The Vetting Act applies not just to schools but to any relevant organisation that employs, contracts, permits or places a person in relevant work with children or vulnerable persons.  The Vetting Act provides that vetting is conducted by the National Vetting Bureau on foot of an application by a relevant organisation that is registered with it.  The vetting legislation and the vetting procedures operated by the National Vetting Bureau fall within the remit of the Minister for Justice and Equality.

When the vetting requirements were commenced in 2016, my Department issued circular 0031/2016 which set out the statutory vetting requirements applicable to schools along with the practical arrangements in place to support the vetting procedures.  A Frequently Asked Questions document was also published by my Department to assist schools with queries in respect of the Circular. 

At the same time, the vetting related provisions of the Teaching Council (Amendment) Act, 2015 were commenced.

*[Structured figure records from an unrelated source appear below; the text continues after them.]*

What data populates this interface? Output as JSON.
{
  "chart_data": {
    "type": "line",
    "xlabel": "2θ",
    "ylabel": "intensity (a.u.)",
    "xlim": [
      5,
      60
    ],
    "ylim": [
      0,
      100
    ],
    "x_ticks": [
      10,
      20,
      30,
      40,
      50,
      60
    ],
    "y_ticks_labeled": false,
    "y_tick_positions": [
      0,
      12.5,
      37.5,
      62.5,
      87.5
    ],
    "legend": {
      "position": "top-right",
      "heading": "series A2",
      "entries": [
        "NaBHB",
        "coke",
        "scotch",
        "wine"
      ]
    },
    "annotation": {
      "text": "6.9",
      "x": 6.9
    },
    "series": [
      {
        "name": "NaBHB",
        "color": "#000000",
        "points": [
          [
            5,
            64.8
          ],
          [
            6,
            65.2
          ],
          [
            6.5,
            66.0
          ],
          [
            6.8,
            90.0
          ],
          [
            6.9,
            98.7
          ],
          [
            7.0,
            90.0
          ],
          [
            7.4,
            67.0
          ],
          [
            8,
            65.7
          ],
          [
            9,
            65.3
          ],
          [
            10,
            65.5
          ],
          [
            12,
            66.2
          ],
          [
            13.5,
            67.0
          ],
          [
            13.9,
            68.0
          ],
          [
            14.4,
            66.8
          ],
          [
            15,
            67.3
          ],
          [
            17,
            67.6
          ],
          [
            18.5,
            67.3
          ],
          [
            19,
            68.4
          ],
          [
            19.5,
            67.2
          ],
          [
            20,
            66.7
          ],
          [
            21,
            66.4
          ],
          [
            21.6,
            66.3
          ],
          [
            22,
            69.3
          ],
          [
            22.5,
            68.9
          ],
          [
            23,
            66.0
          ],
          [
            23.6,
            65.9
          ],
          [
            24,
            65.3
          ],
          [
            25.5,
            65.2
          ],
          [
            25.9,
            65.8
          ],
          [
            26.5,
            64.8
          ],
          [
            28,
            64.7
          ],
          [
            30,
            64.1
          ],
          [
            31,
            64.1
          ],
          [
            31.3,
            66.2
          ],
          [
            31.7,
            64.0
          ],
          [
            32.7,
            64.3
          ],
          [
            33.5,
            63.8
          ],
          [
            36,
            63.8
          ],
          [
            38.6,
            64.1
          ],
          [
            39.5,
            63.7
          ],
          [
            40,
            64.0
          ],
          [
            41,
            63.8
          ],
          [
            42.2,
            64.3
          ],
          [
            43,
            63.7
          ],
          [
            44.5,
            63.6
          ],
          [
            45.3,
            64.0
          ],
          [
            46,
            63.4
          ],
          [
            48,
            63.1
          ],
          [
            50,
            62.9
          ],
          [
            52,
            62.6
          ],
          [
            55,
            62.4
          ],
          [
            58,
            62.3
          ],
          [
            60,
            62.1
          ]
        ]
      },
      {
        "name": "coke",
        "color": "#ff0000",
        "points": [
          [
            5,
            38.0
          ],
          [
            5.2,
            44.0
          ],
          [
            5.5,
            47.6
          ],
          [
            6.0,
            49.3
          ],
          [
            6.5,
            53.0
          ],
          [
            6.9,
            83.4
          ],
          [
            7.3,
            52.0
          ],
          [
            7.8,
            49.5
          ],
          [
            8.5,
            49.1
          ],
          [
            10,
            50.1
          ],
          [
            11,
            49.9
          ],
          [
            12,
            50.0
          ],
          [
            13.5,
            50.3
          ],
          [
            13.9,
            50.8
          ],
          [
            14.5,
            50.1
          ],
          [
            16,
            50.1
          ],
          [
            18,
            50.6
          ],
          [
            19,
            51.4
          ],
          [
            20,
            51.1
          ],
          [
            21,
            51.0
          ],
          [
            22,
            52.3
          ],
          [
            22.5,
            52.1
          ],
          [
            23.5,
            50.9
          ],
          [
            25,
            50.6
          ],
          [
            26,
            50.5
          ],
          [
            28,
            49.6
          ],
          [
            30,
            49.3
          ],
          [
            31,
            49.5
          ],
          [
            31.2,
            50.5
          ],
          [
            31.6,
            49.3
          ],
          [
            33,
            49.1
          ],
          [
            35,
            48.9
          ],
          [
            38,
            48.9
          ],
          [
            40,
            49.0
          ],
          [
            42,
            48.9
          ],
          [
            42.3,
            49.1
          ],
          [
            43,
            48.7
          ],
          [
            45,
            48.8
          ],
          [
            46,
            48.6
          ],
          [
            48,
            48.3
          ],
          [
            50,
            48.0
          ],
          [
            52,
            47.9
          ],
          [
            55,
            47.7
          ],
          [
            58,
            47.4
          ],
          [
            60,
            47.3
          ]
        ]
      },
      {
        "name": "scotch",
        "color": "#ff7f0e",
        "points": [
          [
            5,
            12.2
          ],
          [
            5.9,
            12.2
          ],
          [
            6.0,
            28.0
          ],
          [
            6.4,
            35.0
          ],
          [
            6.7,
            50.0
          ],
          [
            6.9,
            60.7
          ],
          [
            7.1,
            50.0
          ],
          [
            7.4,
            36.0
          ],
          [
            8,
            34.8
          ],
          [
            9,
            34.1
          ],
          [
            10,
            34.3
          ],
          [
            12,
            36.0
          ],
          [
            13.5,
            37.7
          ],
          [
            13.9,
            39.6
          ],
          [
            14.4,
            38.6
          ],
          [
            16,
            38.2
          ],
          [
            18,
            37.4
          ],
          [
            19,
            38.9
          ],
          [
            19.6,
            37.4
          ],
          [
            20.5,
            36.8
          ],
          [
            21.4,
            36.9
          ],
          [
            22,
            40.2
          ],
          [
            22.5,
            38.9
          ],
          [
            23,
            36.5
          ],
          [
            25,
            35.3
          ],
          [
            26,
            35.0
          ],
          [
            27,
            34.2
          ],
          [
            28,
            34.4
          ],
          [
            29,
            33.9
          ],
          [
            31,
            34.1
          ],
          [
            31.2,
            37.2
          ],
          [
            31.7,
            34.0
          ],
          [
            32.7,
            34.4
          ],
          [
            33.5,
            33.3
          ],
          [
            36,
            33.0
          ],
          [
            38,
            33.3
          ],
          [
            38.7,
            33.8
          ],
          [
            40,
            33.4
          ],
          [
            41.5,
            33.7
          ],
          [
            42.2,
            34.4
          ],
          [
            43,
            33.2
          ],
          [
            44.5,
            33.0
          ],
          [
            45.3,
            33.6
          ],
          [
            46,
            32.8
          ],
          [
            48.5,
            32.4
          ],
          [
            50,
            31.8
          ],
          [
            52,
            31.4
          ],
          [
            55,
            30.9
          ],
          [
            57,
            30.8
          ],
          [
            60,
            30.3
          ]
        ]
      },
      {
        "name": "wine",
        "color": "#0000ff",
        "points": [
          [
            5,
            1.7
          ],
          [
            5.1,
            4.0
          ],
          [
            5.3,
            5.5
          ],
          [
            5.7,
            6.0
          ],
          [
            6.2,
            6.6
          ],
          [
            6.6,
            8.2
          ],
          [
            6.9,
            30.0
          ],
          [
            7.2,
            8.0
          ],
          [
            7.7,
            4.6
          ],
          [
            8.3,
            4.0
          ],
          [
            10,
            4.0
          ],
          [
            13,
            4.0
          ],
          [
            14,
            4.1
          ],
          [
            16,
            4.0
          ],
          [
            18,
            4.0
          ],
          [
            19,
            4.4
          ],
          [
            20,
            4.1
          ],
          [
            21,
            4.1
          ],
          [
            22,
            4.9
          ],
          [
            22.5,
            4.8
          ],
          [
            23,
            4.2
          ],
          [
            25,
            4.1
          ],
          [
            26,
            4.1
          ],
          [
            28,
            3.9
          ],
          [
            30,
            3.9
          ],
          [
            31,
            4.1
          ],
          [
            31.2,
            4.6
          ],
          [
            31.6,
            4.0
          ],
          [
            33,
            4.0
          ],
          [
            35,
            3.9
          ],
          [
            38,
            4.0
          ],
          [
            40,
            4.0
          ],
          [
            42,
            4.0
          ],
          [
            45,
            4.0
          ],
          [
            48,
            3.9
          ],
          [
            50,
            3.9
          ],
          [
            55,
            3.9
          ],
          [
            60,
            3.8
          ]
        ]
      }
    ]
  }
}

The existence of the Teaching Council, as a statutory body with a statutory role in the registration of registered teachers, enabled my Department to bring forward the relevant legislative provisions under the Teaching Council Amendment Act 2015 which allowed for such a streamlined mechanism to be put in place in the case of registered teachers. 

However, it is not possible for my Department to put in place similar legislative arrangements in respect of non-teaching staff, such as Special Needs Assistants (SNAs).

The Vetting Act provides that a relevant organisation must, other than in certain limited circumstances, obtain a vetting disclosure from the National Vetting Bureau prior to commencing the employment of an employee to undertake relevant work with children or vulnerable adults.  Each school is a relevant organisation under the Vetting Act and the creation of a panel of potential SNA employees, including a panel of substitutes,  across schools would not obviate the obligation of each individual school to obtain a vetting disclosure prior to employing a person from such a panel.

The Vetting Act however allows for some limited exemptions to this requirement, including certain exemptions that are applicable in the case of recurring substitute employments such as a recurring substitute SNA employment.  The Act’s exemptions in respect of substitute employments are set out in section 5.3 of my Department’s Circular. 

Under the new statutory vetting procedures, the vetting of SNAs and other non-teaching staff continues to be conducted via the relevant diocesan office or school management body as the relevant conduit organisation for the vetting of SNAs and other non-teaching staff employed by schools. In the case of ETB schools the relevant ETB is the relevant organisation for such vetting.